DEC 21064 / 21064A
21064 is a 64-bit superscalar microprocessor developed by Digital Equipment Corporation (DEC) in 1990s, and based on Alpha AXP architecture. The Alpha architecture was announced in February 1992, and the first 21064 processors, running at frequencies 150 MHz and higher, were launched at COMDEX show in November 1992. Initially Alpha chips were built on 0.75 micron CMOS technology, and later the technological process was upgraded to 0.675 micron. Internally, 21064 is a RISC design with load/store architecture, 32-bit fixed instruction size, 32 integer and 32 FP 64-bit registers, and separate integer and floating-point pipelines. The CPU incorporates a number of features, used to improve overall performance: on-chip 8 KB instruction and 8 KB data level 1 caches, branch prediction, ability to utilize 128-bit data bus, and others. The 21064 CPUs were manufactured in a big, compared to other CPUs of its time, and distinctive looking ceramic 431-pin PGA package with integrated heatspreader.

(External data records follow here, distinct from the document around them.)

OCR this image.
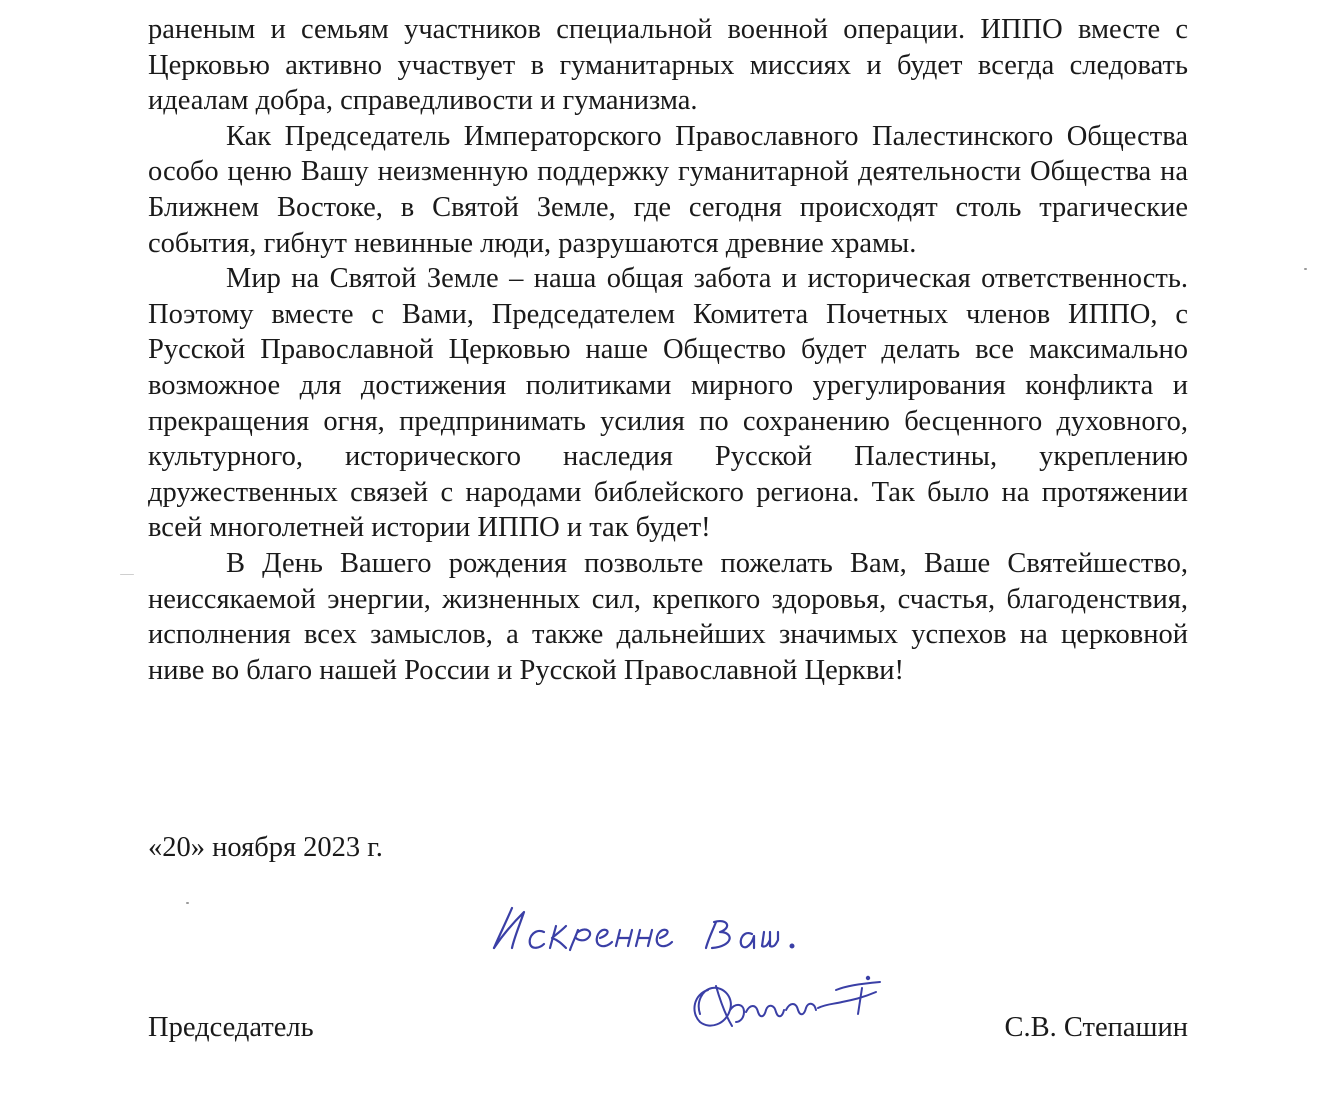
раненым и семьям участников специальной военной операции. ИППО вместе с Церковью активно участвует в гуманитарных миссиях и будет всегда следовать идеалам добра, справедливости и гуманизма.

Как Председатель Императорского Православного Палестинского Общества особо ценю Вашу неизменную поддержку гуманитарной деятельности Общества на Ближнем Востоке, в Святой Земле, где сегодня происходят столь трагические события, гибнут невинные люди, разрушаются древние храмы.

Мир на Святой Земле – наша общая забота и историческая ответственность. Поэтому вместе с Вами, Председателем Комитета Почетных членов ИППО, с Русской Православной Церковью наше Общество будет делать все максимально возможное для достижения политиками мирного урегулирования конфликта и прекращения огня, предпринимать усилия по сохранению бесценного духовного, культурного, исторического наследия Русской Палестины, укреплению дружественных связей с народами библейского региона. Так было на протяжении всей многолетней истории ИППО и так будет!

В День Вашего рождения позвольте пожелать Вам, Ваше Святейшество, неиссякаемой энергии, жизненных сил, крепкого здоровья, счастья, благоденствия, исполнения всех замыслов, а также дальнейших значимых успехов на церковной ниве во благо нашей России и Русской Православной Церкви!

«20» ноября 2023 г.
Председатель	С.В. Степашин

In October 1993, Digital Equipment Corporation announced updated version of the 21064. New 21064A microprocessors, also known as EV45, were built on 0.5 micron process, had clock speeds from 200 MHz and up to 300 MHz, and featured larger 16 KB instruction and 16 KB data L1 caches. The 21064A CPUs were packaged in the same type of package as the 21064.